Markowitz tuvo curiosidad por saber qué consideraría aquel peri, mentiroso, ladrón y cruel, como crimen aborrecible. Pero guardó silencio. Las llamas empezaron a perder altura.
—Hay un hombre que tiene una nave —dijo ella finalmente, casi hablando para sí misma—. En alguna parte hacia el este, hay un hombre con una nave que sigue esperándonos. Él no debería estar abandonado allí, no debería aguardar en soledad. —Miró al peri—. ¿Le conoces? ¿Conoces al hombre de la nave?
—Hacia el este no hay nada y luego está el Valle. Quizá. Pero el Valle no es nada, es una tontería. Una tontería tan grande como que un hombre con una nave desprecie una tierra abundante en lluvias.
—¡Tú le conoces!
—Claro. Acabas de hablarme de él.
Markowitz apretó los puños y volvió a mirar la hoguera. La mano del peri se movió distraídamente hacia la mochila, pero la mujer le vio y apartó de un tirón sus pertenencias. Kre’e rió y se tumbó de costado, al tiempo que ella miraba rápidamente a su alrededor para asegurarse de que nada que le perteneciera estuviera al alcance del otro. Pasaportes para Thompson, pensó abstraída conforme iba tocando sus cuchillos y cantimplora. Una vez más, le echaba de menos.

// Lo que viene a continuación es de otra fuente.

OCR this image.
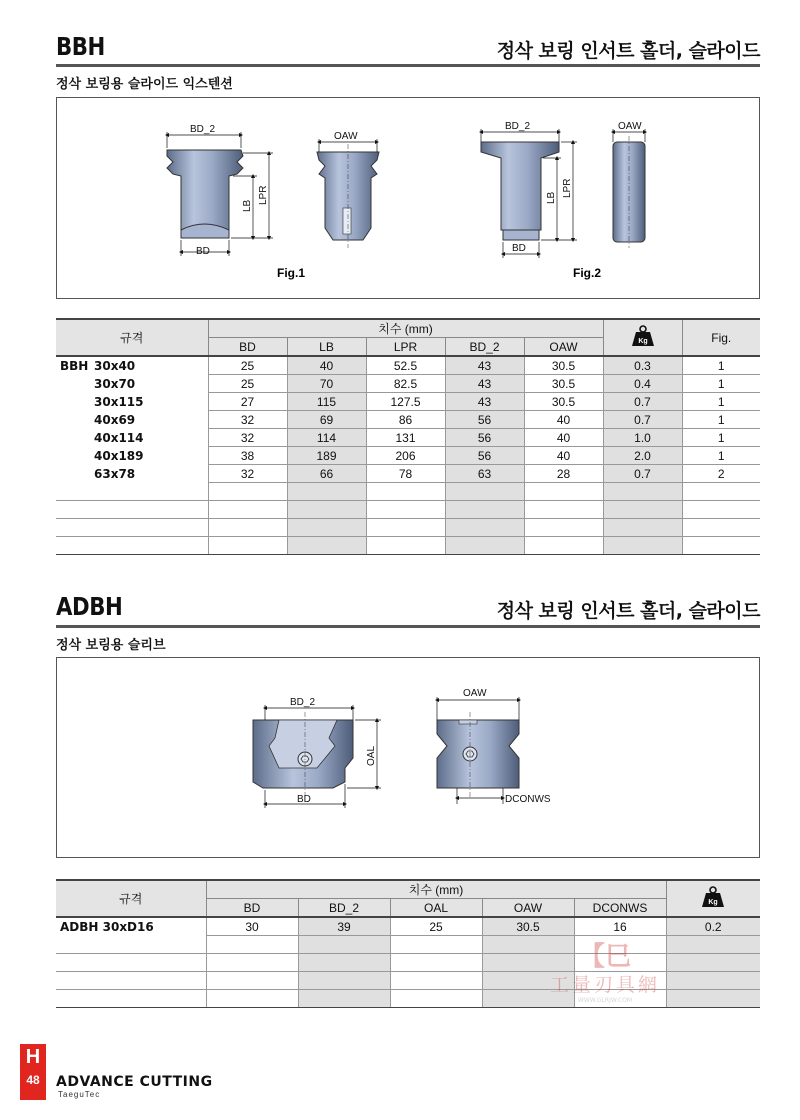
BBH	정삭 보링 인서트 홀더, 슬라이드
정삭 보링용 슬라이드 익스텐션
BD_2
BD
LB
LPR
OAW
Fig.1
BD_2
BD
LB LPR
OAW
Fig.2
규격	치수 (mm)					Kg	Fig.
	BD	LB	LPR	BD_2	OAW		
BBH 30x40	25	40	52.5	43	30.5	0.3	1
30x70	25	70	82.5	43	30.5	0.4	1
30x115	27	115	127.5	43	30.5	0.7	1
40x69	32	69	86	56	40	0.7	1
40x114	32	114	131	56	40	1.0	1
40x189	38	189	206	56	40	2.0	1
63x78	32	66	78	63	28	0.7	2

ADBH	정삭 보링 인서트 홀더, 슬라이드
정삭 보링용 슬리브
BD_2
BD
OAL
OAW
DCONWS
규격	치수 (mm)					Kg

	BD	BD_2	OAL	OAW	DCONWS	
ADBH 30xD16	30	39	25	30.5	16	0.2

【巳
工量刃具網
WWW.GLRJW.COM
H
48	ADVANCE CUTTING
TaeguTec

—Ah —dijo Kre’e con un aire de repentina comprensión—. No te fuiste con los otros porque no tienes familia que reclame pasaje para ti. Comprendo.
—¿Cómo has sabido eso? —preguntó Markowitz, volviéndose hacia el peri con furia en sus ojos—. ¿Dónde te has enterado?
—Es que tu madre murió cerca del pueblo…
—¿La viste? ¿Estabas allí? ¿Viste morir a mi madre?
—¿Por qué gritas? Ella era una vieja enferma, ya no era útil.
—Vete —chilló Markowitz. Saltó por encima del fuego, aferró el menudo cuerpo del peri y lo empujó hacia la oscuridad—. ¡Vete! ¡No vuelvas! ¡Lárgate!
Pena y rabia hicieron que sus gritos carecieran de coherencia. Se arrastró en torno a la hoguera, amontonó todas sus pertenencias y se tumbó sobre ellas. Finalmente, la furia se desvaneció y Markowitz lloró hasta quedarse dormida.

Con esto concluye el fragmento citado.